Whether at school or college, in the neighborhood park or mall, children of all ages can find themselves the target of bullies. When that happens, these bullies can:

  • Cause feelings of worthlessness
  • Cause bodily injury
  • Cause ongoing mental health problems that affect your child’s development and future career prospects

So what can you do?

  • Tell your child not to give bullies what they want. A bully likes dominating and instilling fear in others. If your child shows they are intimidated or scared, that response usually makes the bullying behavior continue. Your child should try to keep calm and simply walk away. Then, tell you, the parent, or a responsible adult he/she trusts, what is going on as soon as possible.
  • If ignoring a bully’s taunts are not effective, take a firm stance.  Suggest that your child stands tall, looks the bully in the eyes, and clearly and loudly makes a statement like, “Stop doing that now. If you keep on bothering me, I’m going to report you to the principal (or the police).” Or, “I’ll talk to you, but I’m not going to fight.” Sometimes, a strong statement will make the situation better, and the bully will leave your child alone. If your child is not used to talking firmly, help by rehearsing what to say and what tone of voice to use.
  • Encourage your child to form strong friendships. A child who has loyal friends is less likely to be bullied, and will have peers who stand up for him/her.
  • Talk to your child’s teacher, school counselor, or to the principal of the school if the situation with the bully does not stop. You might not want to get involved because you think your child is embarrassed to have you do so, or because you believe your child needs to learn to deal with these situations on her own.
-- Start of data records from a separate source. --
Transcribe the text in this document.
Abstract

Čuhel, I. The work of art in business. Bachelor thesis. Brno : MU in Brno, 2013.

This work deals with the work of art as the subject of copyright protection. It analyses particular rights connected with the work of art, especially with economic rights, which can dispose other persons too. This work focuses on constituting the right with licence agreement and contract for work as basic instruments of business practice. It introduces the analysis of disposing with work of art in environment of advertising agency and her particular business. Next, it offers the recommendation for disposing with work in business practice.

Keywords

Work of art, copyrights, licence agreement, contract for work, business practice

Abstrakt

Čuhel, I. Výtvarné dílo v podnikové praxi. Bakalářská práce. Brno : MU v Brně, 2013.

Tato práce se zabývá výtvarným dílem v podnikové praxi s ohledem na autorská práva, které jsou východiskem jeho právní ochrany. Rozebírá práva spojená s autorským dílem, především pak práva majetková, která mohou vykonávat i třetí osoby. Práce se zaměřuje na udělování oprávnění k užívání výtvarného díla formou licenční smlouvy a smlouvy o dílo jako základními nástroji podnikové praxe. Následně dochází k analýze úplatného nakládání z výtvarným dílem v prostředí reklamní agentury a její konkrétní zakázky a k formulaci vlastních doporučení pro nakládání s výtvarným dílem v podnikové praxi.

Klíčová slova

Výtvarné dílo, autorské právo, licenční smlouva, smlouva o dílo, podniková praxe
No. That doesn’t work. If you want to protect your child’s physical or mental health and well-being, you need to take action. Your child deserves to attend school in a safe, supportive, and positive environment, even if it means both you and the school staff need to become more involved.

·         Let a neutral adult authority figure confront the bully. This is generally a better approach than having you speak with the bullying child or his parents. Rather ask the school/college head or a trusted teacher make the approach on behalf of you and your child.